Ginny had only got to know Andy properly in the past year or so, and then he'd vanished. And now he was back, and she was so happy she didn't know what to say.
"How you doing, then?" he said, lying back with his hands under his head. "You got a boyfriend yet?"
"Shut up," she said. "I don't want a boyfriend. Where you been?"
"In Bristol," he said. "Catering college. I know it all now. Mayonnaise, wine, carbonnade de boeuf, opening sardine tins — I can do anything."

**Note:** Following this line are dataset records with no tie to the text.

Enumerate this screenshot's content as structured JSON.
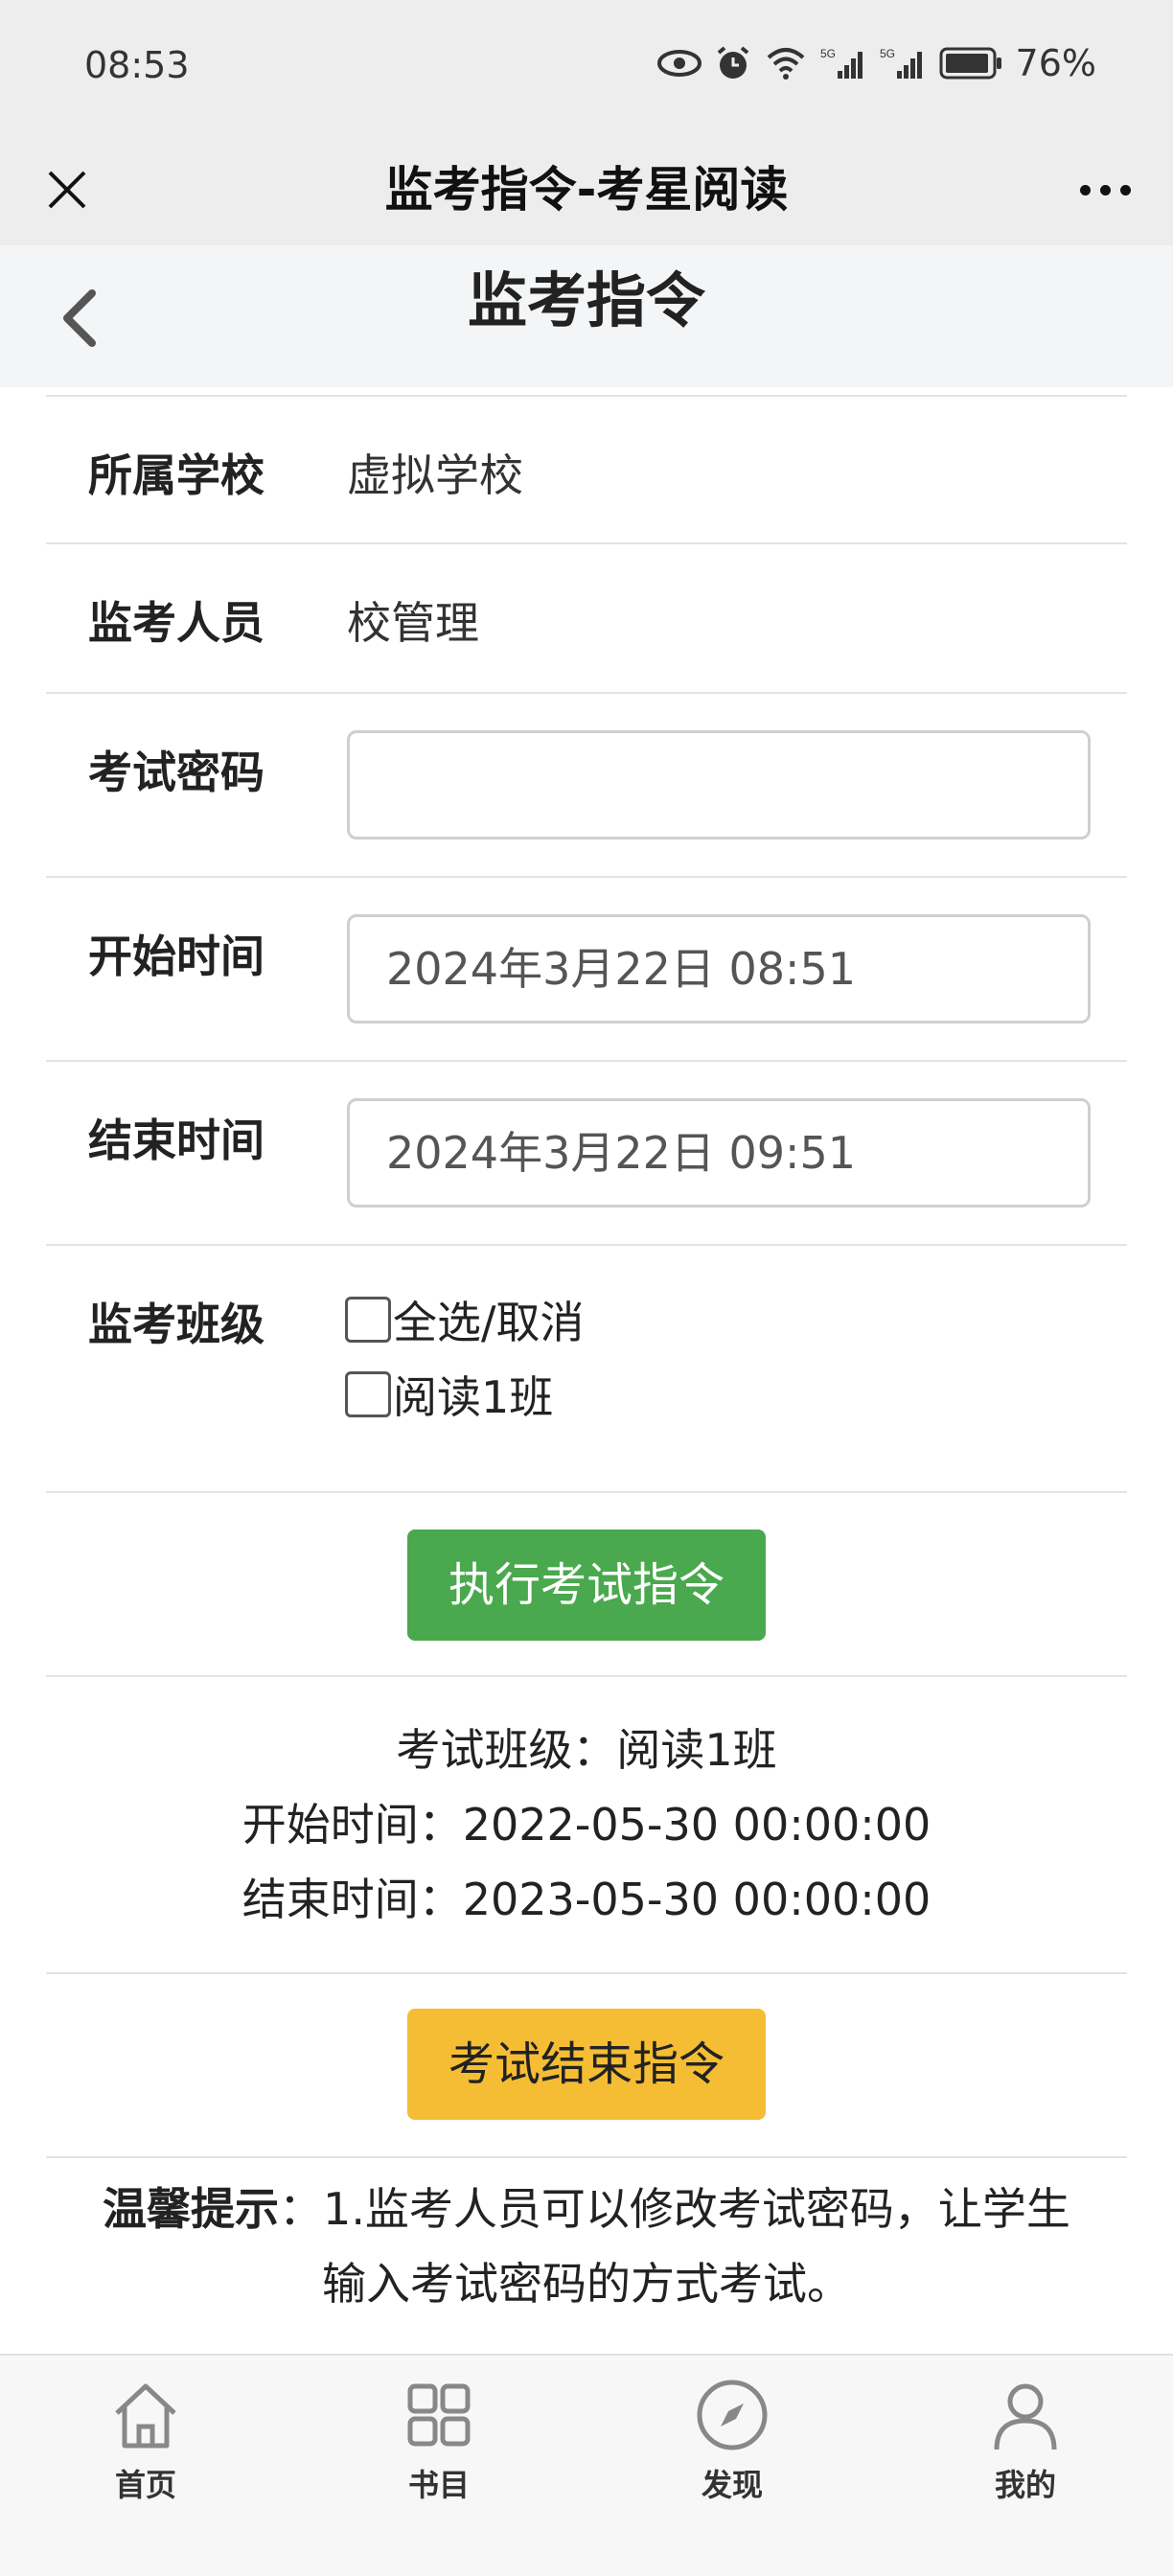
{
  "status_bar": {
    "time": "08:53",
    "battery": "76%",
    "icons": [
      "eye-icon",
      "alarm-icon",
      "wifi-icon",
      "signal-icon",
      "signal-icon",
      "battery-icon"
    ]
  },
  "wechat_bar": {
    "title": "监考指令-考星阅读",
    "close_icon": "close-icon",
    "more_icon": "more-icon"
  },
  "header": {
    "title": "监考指令",
    "back_icon": "chevron-left-icon"
  },
  "form": {
    "school_label": "所属学校",
    "school_value": "虚拟学校",
    "proctor_label": "监考人员",
    "proctor_value": "校管理",
    "password_label": "考试密码",
    "password_value": "",
    "start_label": "开始时间",
    "start_value": "2024年3月22日 08:51",
    "end_label": "结束时间",
    "end_value": "2024年3月22日 09:51",
    "class_label": "监考班级",
    "class_options": [
      {
        "label": "全选/取消",
        "checked": false
      },
      {
        "label": "阅读1班",
        "checked": false
      }
    ]
  },
  "actions": {
    "execute_label": "执行考试指令",
    "end_label": "考试结束指令"
  },
  "current_exam": {
    "class_line": "考试班级：阅读1班",
    "start_line": "开始时间：2022-05-30 00:00:00",
    "end_line": "结束时间：2023-05-30 00:00:00"
  },
  "tip": {
    "title": "温馨提示",
    "text": "：1.监考人员可以修改考试密码，让学生输入考试密码的方式考试。"
  },
  "bottom_nav": [
    {
      "label": "首页",
      "icon": "home-icon"
    },
    {
      "label": "书目",
      "icon": "grid-icon"
    },
    {
      "label": "发现",
      "icon": "compass-icon"
    },
    {
      "label": "我的",
      "icon": "user-icon"
    }
  ],
  "colors": {
    "execute_button": "#4aa84e",
    "end_button": "#f5bd33",
    "bar_background": "#ededed"
  }
}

"Has the term finished or something?"
"No. I finished. I might go back sometime, learn a bit more, but I got a job in the Castle."
"The Castle?" There was a battered little ruin in the town a mile or two up the coast, but Ginny had no idea that anyone worked there.
"The Castle Hotel. In the kitchen. It's a right laugh. Carlos, the chef there, he's got all kinds of scams, all kinds of rackets going on. ... I'm getting a trailer, how about that?"
"A trailer? Aren't you living at home?"
"Well, that got a bit dodgy. They don't know I'm back. No, me and Dafydd Lewis from the garage, we're going to share this trailer. We're putting it in old man Alston's field just back there."
Ginny had never seen Andy's adoptive parents, but she'd heard that they were elderly and strict. If Andy was going to be living just behind the dunes, everything was going to be wonderful, brilliant. She knew the field he meant: it belonged to the richest man in the county, who owned factories and garden centers and printing plants. Dad had done some work for him. He was having a house built in the field, but not very quickly. Every few weeks some men would drive down in a truck and unload timber or bricks or drainpipes and go away again, and by the time the workmen arrived to do something with them, half the materials would be missing. No one seemed to mind.
"Does he know?" Ginny said.
"What, old man Alston? He won't know. Oh, we'll have some good times this summer, Gin. You wait and see. ... Aye, aye, watch out!"
He rolled over onto his stomach, facing away from the beach, and laid his head on his hands.
"What?" Ginny looked around to see who he was hiding from.
"Bloke down there with a leather jacket," Andy muttered. "Big belly on him."
The man was plodding through the sand below them. He was heavy-looking, and the leather jacket he wore added to his bulk, but the most remarkable thing was his head. It seemed almost inhumanly large, the features coarse and blunt like a giant's, and everything the same sandy color: lips, eyebrows, thin greasy hair.
"What's he doing?" Andy said.
"He's stopped — he's looking the other way — now he's going up to the parking lot. There, he's gone. Who is he?"
"Joe Chicago," said Andy, rolling over again. "Gangster, he is. From Aberystwyth."
Ginny found herself giggling at the idea of a gangster called Joe Chicago coming from Aberystwyth. Andy shook his head.
"You can laugh," he said solemnly.
"Where's his gang, then?" Ginny said.